In the same way a Christian baker, florist, photographer or anyone doing any other business where they would be providing services relating to a gay wedding or any event promoting or honoring the gay lifestyle should NOT be forced to violate their faith by having any participation in these kinds of events.

Except for maybe Ted Cruz, I do not kid myself that many of these politicians actually care about gay marriage but I do want them to care about religious liberty. This battle over gay marriage has now become a battle over religious liberty and we must realize the seriousness of it and we need to look at candidates who will fight for religious liberty.

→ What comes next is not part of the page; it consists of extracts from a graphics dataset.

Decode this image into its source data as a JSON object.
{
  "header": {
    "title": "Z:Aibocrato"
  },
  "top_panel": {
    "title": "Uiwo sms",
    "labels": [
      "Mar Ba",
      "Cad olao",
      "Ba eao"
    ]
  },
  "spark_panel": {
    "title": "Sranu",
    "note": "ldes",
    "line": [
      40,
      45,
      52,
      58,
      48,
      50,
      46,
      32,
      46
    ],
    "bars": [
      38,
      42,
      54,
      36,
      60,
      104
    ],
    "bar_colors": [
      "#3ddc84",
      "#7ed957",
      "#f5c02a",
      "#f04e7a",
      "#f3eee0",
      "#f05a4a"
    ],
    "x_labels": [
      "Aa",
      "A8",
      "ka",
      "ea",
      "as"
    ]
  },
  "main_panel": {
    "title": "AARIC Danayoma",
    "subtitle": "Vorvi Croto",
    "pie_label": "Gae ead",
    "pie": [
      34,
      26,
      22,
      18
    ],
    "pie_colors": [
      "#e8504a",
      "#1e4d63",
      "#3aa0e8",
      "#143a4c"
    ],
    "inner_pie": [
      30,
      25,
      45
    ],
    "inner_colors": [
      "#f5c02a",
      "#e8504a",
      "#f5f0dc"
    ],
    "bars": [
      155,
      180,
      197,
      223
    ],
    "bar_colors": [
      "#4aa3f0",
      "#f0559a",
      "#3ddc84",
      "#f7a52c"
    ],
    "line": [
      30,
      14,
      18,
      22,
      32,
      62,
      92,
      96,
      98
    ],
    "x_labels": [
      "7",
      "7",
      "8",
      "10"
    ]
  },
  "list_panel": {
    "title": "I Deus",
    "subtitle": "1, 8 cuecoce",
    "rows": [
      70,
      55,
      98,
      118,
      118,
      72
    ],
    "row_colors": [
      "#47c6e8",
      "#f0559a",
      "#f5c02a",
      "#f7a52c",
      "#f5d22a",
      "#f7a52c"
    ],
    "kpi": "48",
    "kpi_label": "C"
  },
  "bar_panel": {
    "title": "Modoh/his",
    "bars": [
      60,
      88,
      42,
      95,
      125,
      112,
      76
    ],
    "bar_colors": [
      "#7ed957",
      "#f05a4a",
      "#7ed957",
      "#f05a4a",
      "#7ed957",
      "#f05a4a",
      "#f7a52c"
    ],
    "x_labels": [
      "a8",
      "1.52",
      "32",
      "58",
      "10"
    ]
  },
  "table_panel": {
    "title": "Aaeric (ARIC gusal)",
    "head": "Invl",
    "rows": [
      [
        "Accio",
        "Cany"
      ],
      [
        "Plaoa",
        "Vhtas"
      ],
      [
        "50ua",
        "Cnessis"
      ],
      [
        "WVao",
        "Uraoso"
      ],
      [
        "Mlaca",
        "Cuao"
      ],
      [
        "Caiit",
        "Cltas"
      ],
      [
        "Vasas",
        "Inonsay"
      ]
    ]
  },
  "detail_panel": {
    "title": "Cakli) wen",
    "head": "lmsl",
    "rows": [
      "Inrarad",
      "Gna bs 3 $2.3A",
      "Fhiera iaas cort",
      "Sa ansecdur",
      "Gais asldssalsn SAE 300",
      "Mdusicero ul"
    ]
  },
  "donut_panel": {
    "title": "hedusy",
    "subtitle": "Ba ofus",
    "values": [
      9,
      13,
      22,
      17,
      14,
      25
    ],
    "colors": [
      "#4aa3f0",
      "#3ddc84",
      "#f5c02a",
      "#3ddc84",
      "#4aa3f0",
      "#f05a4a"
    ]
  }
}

Mr. Kasich, the Supreme Court may be your final authority for how you live your life but as Bible believing Christians we believe God is our final authority.  While it is true that the Bible tells us to “Submit yourselves to every ordinance of man for the Lord’s sake…” (I Peter 2:13) the Bible also tells us as believers that we “We ought to obey God rather than men.”(Acts 5:29) There is a time for Christians to practice civil disobedience and when the government steps beyond its God given authority and violates God’s law we have a right and obligation to disregard that law which conflicts with God’s higher law.


3 thoughts on “John Kasich says he will not fight for the religious liberty of Christian business owners

  1. Did he address the issue of businesses owned by gays that refuse service to religious people? I mean, I know it was kind of a jerk move, but what about the guy that called up a gay owned bakery and asked them to decorate a ‘marriage is between a man an woman’ cake and they refused? Will he take the same stance against those people or will he continue to pander to the 2-3% of gay people out there? If I were a gambling man I would put everything I have down on ‘pandering’.

  2. Bottom line, religious liberty is part of the issue, but the biggest issue lost on most people now is freedom of association. Buyers and sellers should both have the choice not to do business (or associate) with those they choose not to. This is necessary whether I think it’s a valid reason or not. If someone put a “no blacks allowed” sign in their restaurant window, they may not necessarily go out of business (but probably), but they would never get a dollar from me. No guns or force are necessary.

  3. Wood Chipper,

    You are EXACTLY right. Most people do not realize that the 1964 Civil Rights for first time in American history gave the government the power to tell a man what he could do on his own private property(which includes his business). It was a massive overreach violating the principles of the Constitution as well as the natural law of Property rights that our nation was founded on.

    Many libertarians today including Ron Paul decry the 1964 Civil Rights act as one of the greatest attacks on American liberty. It was done with noble intents to help blacks that were being disenfranchised but it went too far. Ron Paul has said basically what you have said and I agree if a place had a “blacks only” sign I would not go there and neither would most Americans and they would probably go out of business. But people have the freedom to do what they want with their own property and they have the right to refuse service for ANY reason they deem fit. If a person does not like red headed people they can refuse to serve red headed people. If a person does not like Christians they have a right to refuse service to a Christian.

    If Muslim print shop owner does not want to print Gospel tracks for a Christian church it is his right to refuse service. If a gay shop bakery owner does not want to make a cake that says marriage is between a man and a woman he has the right to do that. And if a Christian does not want to make a wedding cake for a gay wedding he has the right to do that as well.

    Freedom of business or association is a fundamental right and it has been under assault for decades. We are just now noticing it because of the gay rights movement trying to force people to accept their lifestyle but its been a problem for a long time.